Ocean Drilling Program Site 1085 provides a continuous marine sediment record off southern South West Africa for at least the last three and half million years. The n-alkane partial derivative(13) C record from this site records changes in past vegetation and provides an indication of the moisture availability of SW Africa during this time period. Very little variation, and no apparent trend, is observed in the n-alkane delta C-13 record, suggesting stable long-term conditions despite significant changes in East African tectonics and global climate.
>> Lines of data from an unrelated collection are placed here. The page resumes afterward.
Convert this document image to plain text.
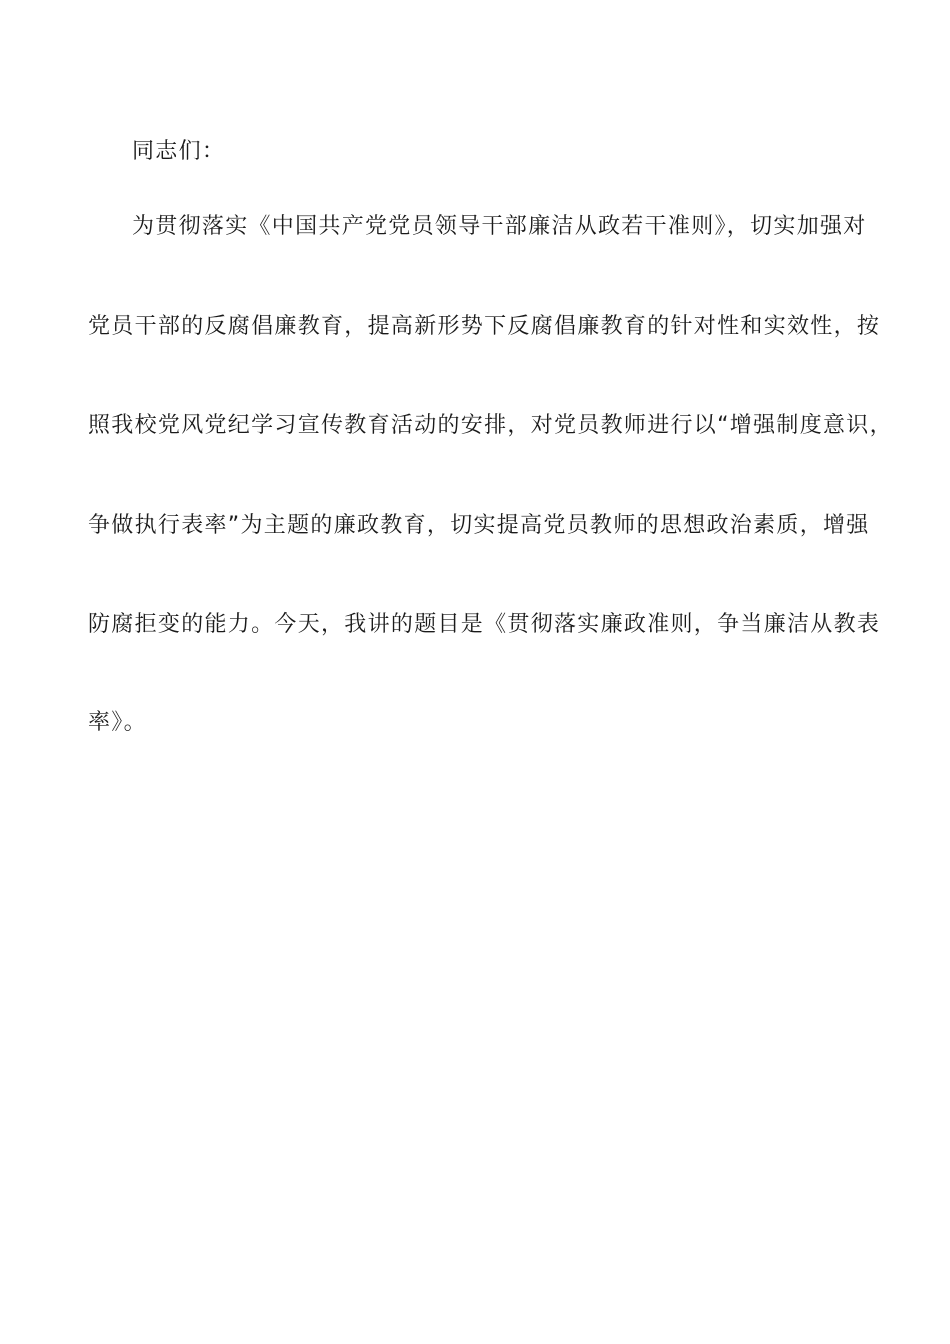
同志们：
为贯彻落实《中国共产党党员领导干部廉洁从政若干准则》，切实加强对
党员干部的反腐倡廉教育，提高新形势下反腐倡廉教育的针对性和实效性，按
照我校党风党纪学习宣传教育活动的安排，对党员教师进行以“增强制度意识，
争做执行表率”为主题的廉政教育，切实提高党员教师的思想政治素质，增强
防腐拒变的能力。今天，我讲的题目是《贯彻落实廉政准则，争当廉洁从教表
率》。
Slightly higher n-alkane delta C-13 values occur between 3.5 and 2.7 Ma suggesting slightly drier conditions than today. Between 2.5 and 2.7 Ma there is a shift to more negative n-alkane delta C-13 values suggesting slightly wetter conditions during a similar to 0.2 Ma episode that coincides with the intensification of Northern Hemisphere Glaciation (iNHG). From 2.5 to 0.4 Ma the n-alkane delta C-13 values are very consistent, varying by less than +/- 0.5 parts per thousand and suggesting little or no long-term change in the moisture availability of South West Africa over the last 2.5 million years. This is in contrast to the long-term drying trend observed further north offshore from the Namib Desert and in East Africa. A comparison of the climate history of these regions suggests that Southern Africa may have been an area of long-term stability over the last 3.5 Myrs.